Plausible reflex rates for limited functions. But won't replace keyboard and mouse.
A real answer could only come if someone tests the product in a laboratory and writes a solid review. But here's my educated guess:
Many non-invasive brain-computer interfacing (BCI) systems are based on measuring P300 signals with EEG, which take about 200-600ms. So even if that amount of time gave you enough information, and you had efficient enough feature processing algorithms, you're not going to get much better than sub-second categorization of brainwaves -- so, a command rate of a dozen words per minute. With current state of the art, looking at these three papers, subjects can only select about 4 or 5 characters per minute with P300-based BCI, or about 25 bits per minute.
However, the rates they are claiming for "reflexes" are plausible, because the OCZ NIA is not a brainwave reader: it's primarily based not on electroencephalography (EEG), but electromyography (EMG), which measures slight muscle movements.
EMG is frequently used in prosthetic limbs, and the signal is trivial to process compared to brainwaves. For instance, this review describes how to use wavelet transforms to preprocess data (read: efficient) and classify motor commands with neural networks. I've also seen talks that describe doing the classification with Linear Discriminant Analysis (read: easy peasy).

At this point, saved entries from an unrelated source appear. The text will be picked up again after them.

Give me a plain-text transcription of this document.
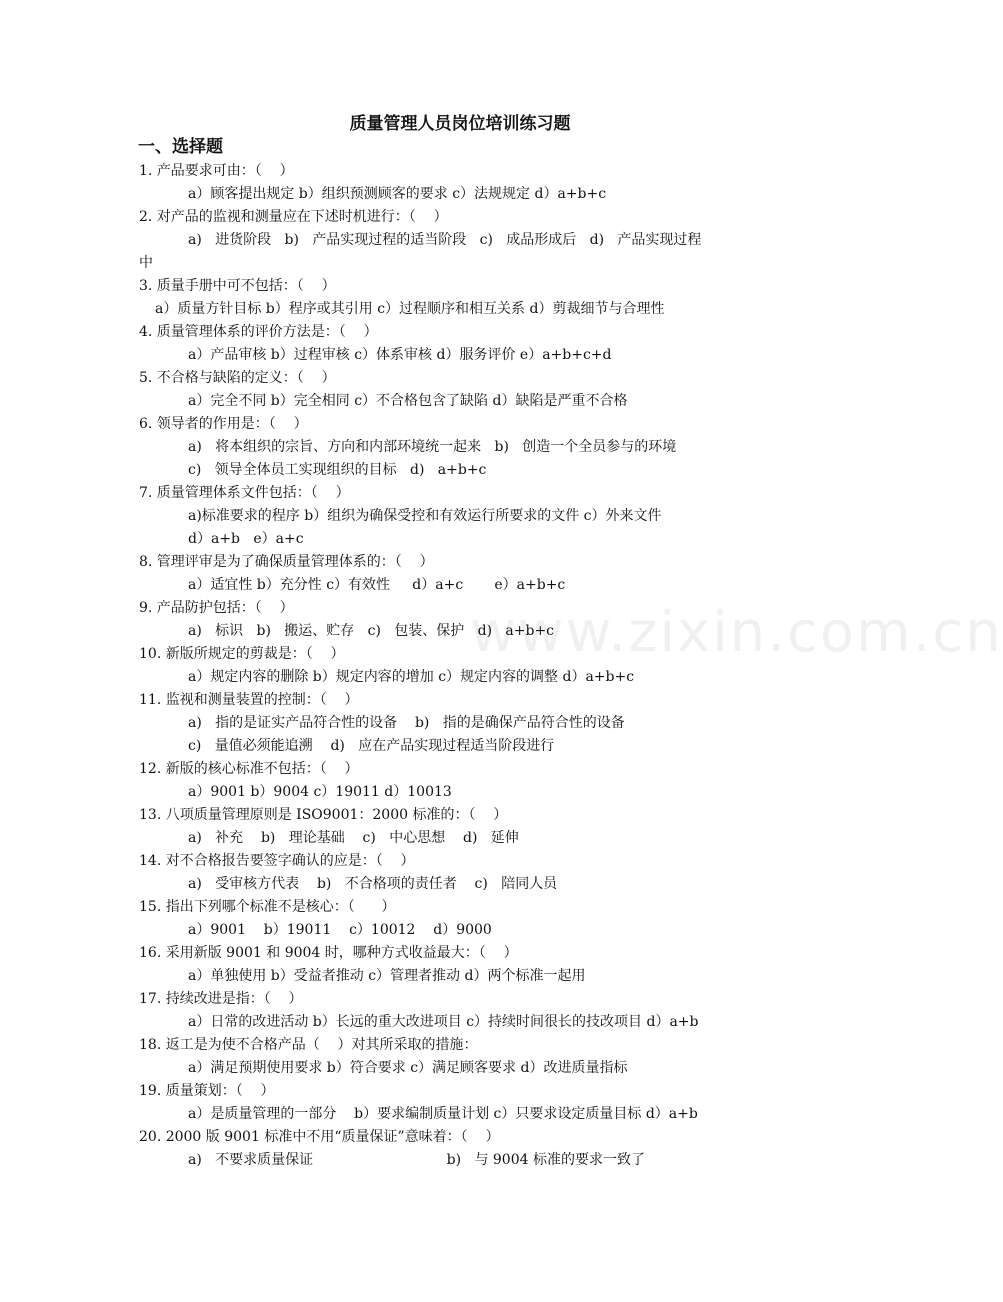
www.zixin.com.cn
质量管理人员岗位培训练习题
一、选择题
1. 产品要求可由：（    ）
a）顾客提出规定 b）组织预测顾客的要求 c）法规规定 d）a+b+c
2. 对产品的监视和测量应在下述时机进行：（    ）
a)   进货阶段   b)   产品实现过程的适当阶段   c)   成品形成后   d)   产品实现过程
中
3. 质量手册中可不包括：（    ）
a）质量方针目标 b）程序或其引用 c）过程顺序和相互关系 d）剪裁细节与合理性
4. 质量管理体系的评价方法是：（    ）
a）产品审核 b）过程审核 c）体系审核 d）服务评价 e）a+b+c+d
5. 不合格与缺陷的定义：（    ）
a）完全不同 b）完全相同 c）不合格包含了缺陷 d）缺陷是严重不合格
6. 领导者的作用是：（    ）
a)   将本组织的宗旨、方向和内部环境统一起来   b)   创造一个全员参与的环境
c)   领导全体员工实现组织的目标   d)   a+b+c
7. 质量管理体系文件包括：（    ）
a)标准要求的程序 b）组织为确保受控和有效运行所要求的文件 c）外来文件
d）a+b   e）a+c
8. 管理评审是为了确保质量管理体系的：（    ）
a）适宜性 b）充分性 c）有效性     d）a+c       e）a+b+c
9. 产品防护包括：（    ）
a)   标识   b)   搬运、贮存   c)   包装、保护   d)   a+b+c
10. 新版所规定的剪裁是：（    ）
a）规定内容的删除 b）规定内容的增加 c）规定内容的调整 d）a+b+c
11. 监视和测量装置的控制：（    ）
a)   指的是证实产品符合性的设备    b)   指的是确保产品符合性的设备
c)   量值必须能追溯    d)   应在产品实现过程适当阶段进行
12. 新版的核心标准不包括：（    ）
a）9001 b）9004 c）19011 d）10013
13. 八项质量管理原则是 ISO9001：2000 标准的：（    ）
a)   补充    b)   理论基础    c)   中心思想    d)   延伸
14. 对不合格报告要签字确认的应是：（    ）
a)   受审核方代表    b)   不合格项的责任者    c)   陪同人员
15. 指出下列哪个标准不是核心：（      ）
a）9001    b）19011    c）10012    d）9000
16. 采用新版 9001 和 9004 时，哪种方式收益最大：（    ）
a）单独使用 b）受益者推动 c）管理者推动 d）两个标准一起用
17. 持续改进是指：（    ）
a）日常的改进活动 b）长远的重大改进项目 c）持续时间很长的技改项目 d）a+b
18. 返工是为使不合格产品（    ）对其所采取的措施：
a）满足预期使用要求 b）符合要求 c）满足顾客要求 d）改进质量指标
19. 质量策划：（    ）
a）是质量管理的一部分    b）要求编制质量计划 c）只要求设定质量目标 d）a+b
20. 2000 版 9001 标准中不用“质量保证”意味着：（    ）
a)   不要求质量保证                              b)   与 9004 标准的要求一致了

So they could be spot-on with their claim, if we assume that twitching a face muscle takes less time than moving a mouse. But it's more like strapping an extra button to your forhead and saying "do this when I twitch my eyebrow" than having it read your brainwaves and predict what you're trying to do -- so the romance is all but gone: With those limitations, we're not eliminating the keyboard and mouse any time soon!